After graduating from university with a degree in graphic design in 2010, Aya Mohammad was hopeful she would be able to find a job within a few months.
She applied for several vacancies but was unsuccessful for almost two years, and in 2012 she got married. Her marriage did not prevent her from searching for a job, and after submitting many applications and sending her CV to several firms with no luck, she decided to work from home.
Aya says she is an excellent cook. With no job and no children in 2012, she started making sweets and local dishes and selling them to neighbours in Amman’s Tabarour area.
“I started to make a good income of about JD120 to JD150 per month by selling cookies and other dishes such as stuffed grape leaves “yalanji” and chicken musakhan and others,” Aya told 7Dnews.
In 2013, she thought of renting a small store near her home to expand the business, increase her income, support her husband and hire some women as demand was rising, but she did not have enough money.
“I had some savings but they were not enough to buy the necessary cooking tools and rent a store and pay for the bills and taxes, so I went to several banks in my neighourhood to apply for a loan but to no avail as I did not have a bank account, was never an employee with a salary transferred to my bank account and my husband is also not an employee in a firm as he works in a textile shop on his own,” Aya said. She gave up the idea of opening a store and is currently cooking and selling from home, but with two children now it is not easy.
Aya is like many other women entrepreneurs who face difficulties in starting their own businesses in spite of proven potential.
Jordanian women face social, economic and structural challenges that reduce their chances of growing a business, according to a recent report by Endeavor Jordan on current entrepreneurial conditions in Jordan. Investor reluctance, entrepreneurial self-efficacy, access to finance, the conflict between social values and career choices, and legal liability are the main challenges experienced by women pursuing business in the Kingdom, the report showed.

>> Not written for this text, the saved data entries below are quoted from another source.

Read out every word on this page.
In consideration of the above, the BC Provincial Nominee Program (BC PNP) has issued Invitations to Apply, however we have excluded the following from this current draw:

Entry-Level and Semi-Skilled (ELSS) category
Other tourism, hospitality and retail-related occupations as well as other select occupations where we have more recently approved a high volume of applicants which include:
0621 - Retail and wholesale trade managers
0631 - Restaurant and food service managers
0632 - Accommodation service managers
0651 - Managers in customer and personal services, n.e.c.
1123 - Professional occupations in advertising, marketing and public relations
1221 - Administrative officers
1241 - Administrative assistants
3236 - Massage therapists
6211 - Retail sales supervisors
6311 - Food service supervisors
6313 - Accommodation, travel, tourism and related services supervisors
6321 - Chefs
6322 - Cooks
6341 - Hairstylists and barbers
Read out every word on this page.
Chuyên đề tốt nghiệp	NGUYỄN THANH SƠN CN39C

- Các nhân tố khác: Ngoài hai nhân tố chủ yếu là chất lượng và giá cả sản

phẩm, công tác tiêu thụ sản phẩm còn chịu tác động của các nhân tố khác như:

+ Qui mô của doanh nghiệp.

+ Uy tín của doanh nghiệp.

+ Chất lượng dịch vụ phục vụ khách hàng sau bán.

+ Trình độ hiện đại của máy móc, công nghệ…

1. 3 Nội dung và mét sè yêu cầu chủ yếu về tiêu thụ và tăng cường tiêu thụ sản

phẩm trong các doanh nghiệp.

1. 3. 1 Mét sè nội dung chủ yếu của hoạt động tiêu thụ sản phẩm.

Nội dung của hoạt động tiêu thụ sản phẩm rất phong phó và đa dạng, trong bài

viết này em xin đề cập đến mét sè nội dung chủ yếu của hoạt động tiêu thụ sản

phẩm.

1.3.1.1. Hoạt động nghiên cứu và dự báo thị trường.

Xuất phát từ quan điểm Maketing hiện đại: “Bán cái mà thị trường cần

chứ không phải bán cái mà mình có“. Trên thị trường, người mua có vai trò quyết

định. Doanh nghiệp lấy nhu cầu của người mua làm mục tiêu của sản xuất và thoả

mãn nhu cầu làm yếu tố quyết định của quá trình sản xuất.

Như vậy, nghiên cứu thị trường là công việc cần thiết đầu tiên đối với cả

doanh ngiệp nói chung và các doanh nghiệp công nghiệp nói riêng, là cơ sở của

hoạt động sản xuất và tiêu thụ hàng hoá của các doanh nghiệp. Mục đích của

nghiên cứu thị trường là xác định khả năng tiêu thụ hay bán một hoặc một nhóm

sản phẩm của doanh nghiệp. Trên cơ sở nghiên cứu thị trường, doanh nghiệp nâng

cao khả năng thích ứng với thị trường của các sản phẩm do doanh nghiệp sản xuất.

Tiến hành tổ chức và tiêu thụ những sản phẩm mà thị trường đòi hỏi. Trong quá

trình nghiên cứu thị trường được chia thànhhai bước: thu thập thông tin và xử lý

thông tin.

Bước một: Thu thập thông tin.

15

According to the Global Entrepreneurship Monitor (GEM) report, entrepreneurship has declined in recent years in Jordan, and has not been specifically promising for women. According to the report, Jordan’s Total Entrepreneurship Activity (TEA) reached 8.2% in 2016, dropping from 18.3% in 2004. The report also shows that one of every five individuals (men and women) who are starting a business or running an existing one, has discontinued a business in the last year, and for women, this is instigated by market conditions and lack of profitability (61%), family obligations (16%), and access to finance (13%).
The research confirmed that in Jordan, the processes and policies of business incubators, accelerators and support programmes are gender blind. Women and men are basically treated equally throughout the selection and incubation process. However, only a quarter of incubated entrepreneurs are females.
Economist Wajdi Makhamreh said “the fact that a very modest number of women have their own business and are part of economic activity is a loss to the economy.”
Economic participation of women in Jordan is around 22 per cent, according to the economist.
“There is a wasted opportunity as long as a large number of women remain out of the workforce. It is unfortunate that literacy among women in Jordan is very high, but also unemployment among them is very high,” the economist told 7Dnews.
“It is crucial to remove all obstacles women face and make it easier for them to access credit as this will help create new jobs,” the economist said.